Business Insider parent Axel Springer said it’s investigating the outlet’s “processes” after billionaire Bill Ackman questioned the motives behind its reporting that his wife Neri Oxman plagiarized in her 2010 doctoral dissertation at MIT.
Axel Springer said it’s going to take “a couple of days” to “review the processes” around two Insider stories related to Oxman, a spokesperson for the German media giant told The Post.
“While the facts of the reports have not been disputed, over the past few days questions have been raised about the motivation and the process leading up to the reporting — questions we take very seriously,” the company said.
“We will be transparent with our conclusions,” Axel Springer added.
The German media giant — which also owns Politico — also said “our media brands operate independently,” in its statement.
Oxman — a Massachusetts Institute of Technology graduate who went on to be a tenured professor at the university from 2017 to 2021 — was the subject of Insider’s two reports, published Thursday and Friday, claiming that in total, there were at least 32 instances of plagiarism in her dissertation and other papers.
In response, Ackman took aim at the possible motives behind Business Insider’s coverage of Oxman — alleging that the editor of the stories is a “known anti-Zionist.”
“The Editor of the Investigative group of Business Insider who is leading the attack on my wife is John Cook,” Ackman posted to X on Sunday.
“He is a known anti-Zionist. My wife is Israeli,” added the billionaire founder and CEO of Pershing Square Capital Management.
“That might explain why he was willing to lead this attack and others turned down the source when they were looking for a media outlet,” Ackman wrote of the plagiarism allegations, where Insider pointed to pages of Oxman’s 330-page dissertation and “virtually identical” sentences on a variety of Wikipedia pages.
Insider’s global editor-in-chief Nicholas Carlson has since shared an internal memo, which said that he stands by the two stories in question.
“It is my responsibility to publish fair, independent and newsworthy journalism. I made the call to publish both these stories. I stand by our story and the work that went into it. I know our process was sound. I know our newsroom’s motivations are truth and accountability,” Carlson wrote to staff, per a screenshot of the memo shared to X.
Cook declined to comment on Ackman calling him an anti-Zionist.
Ackman — a vocal critic when ex-Harvard president Claudine Gay was on the receiving end of plagiarism allegations — has bashed Insider for similar claims against his wife, even suggesting that the outlet’s probe was triggered by inside sources at MIT.
In the same post on Sunday, Ackman attacked Insider for breaking the “sacred code…that you can attack the protagonist as much as you want, but not his wife and not his kids.”
“You never go after someone’s family to get at a business person,” Ackman added, suggesting that the investigative reporters behind the explosive claims sought to take him down.
All the while, Ackman has been pushing for MIT to fire it’s president, Dr. Sally Kornnbluth, who was in attendance at the controversial congressional testimony on Dec. 5, 2023, in Washington, DC, where she was accused of implying “calls for genocide of Jews may not constitute bullying and harassment under MIT’s code of conduct, depending on context.”
Representatives for Ackman at Pershing Square and Oxman at her latest venture, a biology and materials engineering firm called OXMAN, did not immediately respond to The Post’s request for comment.
Oxman herself has yet to respond to Insider’s fresh allegations, which Insider says “are closer to a more common definition of plagiarism — the use of someone else’s words without any indication that you are passing them off as your own.”
Following Insider’s initial report published Thursday about four improperly-cited passages in Oxman’s dissertation, Ackman also suggested that the investigation took place because he “struck a chord.”
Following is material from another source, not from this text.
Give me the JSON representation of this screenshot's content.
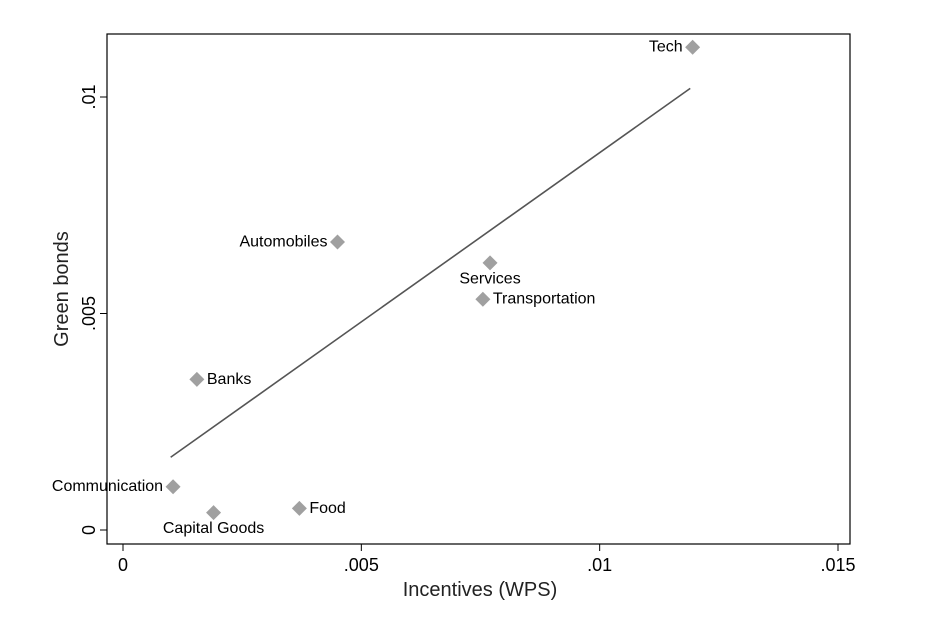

“You know that you struck a chord when they go after your wife, in this case my love and partner in life, @NeriOxman,” he shared to X on Thursday, just minutes after Oxman admitted that she did, in fact, fail to correctly cite four paragraphs of her 330-page PhD dissertation, which falls under MIT’s definition of plagiarism.
Ackman, who shares one child with Oxman and has credited his fund’s success to his marital bliss, called his wife “human” for admitting to four of the alleged instances of plagiarism despite bashing ex-Harvard president Claudine Gay over similar accusations.
Last week, after it was revealed that Gay would no longer be Harvard’s president but would remain part of the Ivy League’s faculty and keep her nearly $900,000 salary, Ackman said on X that Gay should leave Harvard altogether due to “serious plagiarism issues.”
“Students are forced to withdraw for much less,” wrote Ackman, who was accused of “bullying” Gay into her resignation from his alma mater. “Rewarding her with a highly paid faculty position sets a very bad precedent for academic integrity at Harvard.”
Ackman, 57, whose net worth is pegged by Forbes at $4 billion, married the 47-year-old Israeli-born academic in 2019.